In my opinion, letting upsert support array as well as object should fix the problem.

Status update: strong-remoting has been fixed to handle an array of errors in the response, see strongloop/strong-remoting#292.

The remaining work is to disallow bulk updateOrCreate in v3.0, see https://github.com/strongloop/loopback-datasource-juggler/pull/889

Once that's landed, this issue can be closed as done, at least I think so.

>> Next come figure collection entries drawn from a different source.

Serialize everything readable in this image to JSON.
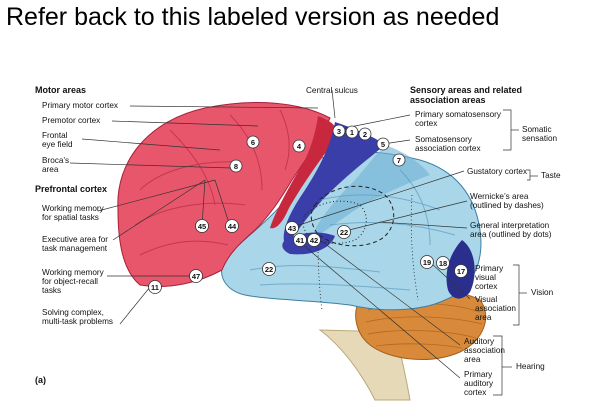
{
  "title": "Refer back to this labeled version as needed",
  "figure_label": "(a)",
  "headers": {
    "motor_areas": "Motor areas",
    "prefrontal_cortex": "Prefrontal cortex",
    "central_sulcus": "Central sulcus",
    "sensory_areas_line1": "Sensory areas and related",
    "sensory_areas_line2": "association areas"
  },
  "left_labels": {
    "primary_motor": "Primary motor cortex",
    "premotor": "Premotor cortex",
    "frontal_eye_1": "Frontal",
    "frontal_eye_2": "eye field",
    "broca_1": "Broca’s",
    "broca_2": "area",
    "wm_spatial_1": "Working memory",
    "wm_spatial_2": "for spatial tasks",
    "exec_1": "Executive area for",
    "exec_2": "task management",
    "wm_object_1": "Working memory",
    "wm_object_2": "for object-recall",
    "wm_object_3": "tasks",
    "solving_1": "Solving complex,",
    "solving_2": "multi-task problems"
  },
  "right_labels": {
    "primary_somato_1": "Primary somatosensory",
    "primary_somato_2": "cortex",
    "somato_assoc_1": "Somatosensory",
    "somato_assoc_2": "association cortex",
    "somatic_1": "Somatic",
    "somatic_2": "sensation",
    "gustatory": "Gustatory cortex",
    "taste": "Taste",
    "wernicke_1": "Wernicke’s area",
    "wernicke_2": "(outlined by dashes)",
    "general_1": "General interpretation",
    "general_2": "area (outlined by dots)",
    "primary_visual_1": "Primary",
    "primary_visual_2": "visual",
    "primary_visual_3": "cortex",
    "visual_assoc_1": "Visual",
    "visual_assoc_2": "association",
    "visual_assoc_3": "area",
    "vision": "Vision",
    "auditory_assoc_1": "Auditory",
    "auditory_assoc_2": "association",
    "auditory_assoc_3": "area",
    "primary_auditory_1": "Primary",
    "primary_auditory_2": "auditory",
    "primary_auditory_3": "cortex",
    "hearing": "Hearing"
  },
  "area_numbers": {
    "n3": "3",
    "n1": "1",
    "n2": "2",
    "n4": "4",
    "n5": "5",
    "n6": "6",
    "n7": "7",
    "n8": "8",
    "n11": "11",
    "n17": "17",
    "n18": "18",
    "n19": "19",
    "n22": "22",
    "n22b": "22",
    "n41": "41",
    "n42": "42",
    "n43": "43",
    "n44": "44",
    "n45": "45",
    "n47": "47"
  },
  "colors": {
    "frontal": "#e8566b",
    "frontal_light": "#f07b8c",
    "motor_dark": "#c8283e",
    "somatosensory": "#3a3ea8",
    "parietal": "#a9d6e8",
    "temporal": "#9fd0e6",
    "occipital_dark": "#2a2f8e",
    "cerebellum": "#d88a3a",
    "brainstem": "#e6d9b8"
  }
}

The feature request to properly implement bulk create/update is being discussed here: #1275

strongloop/loopback-datasource-juggler#889 has been landed, I am closing this issue as done.

@bajtos you linked to #1275 as the issue where bulk create / update is being discussed, but the issue is only concerned with create / insert, not update. We're very much interested in being able to bulk update multiple instances. Is support for this planned in LB4?

We're very much interested in being able to bulk update multiple instances. Is support for this planned in LB4?

I don't think so. So far, the plan for LB4 is to re-use existing loopback-datasource-juggler and connector implementations.

@bajtos the last comment on this was a while ago, so is bulk update going to be in v4?

Not in 4.0 GA, but we may add support for bulk update in later versions.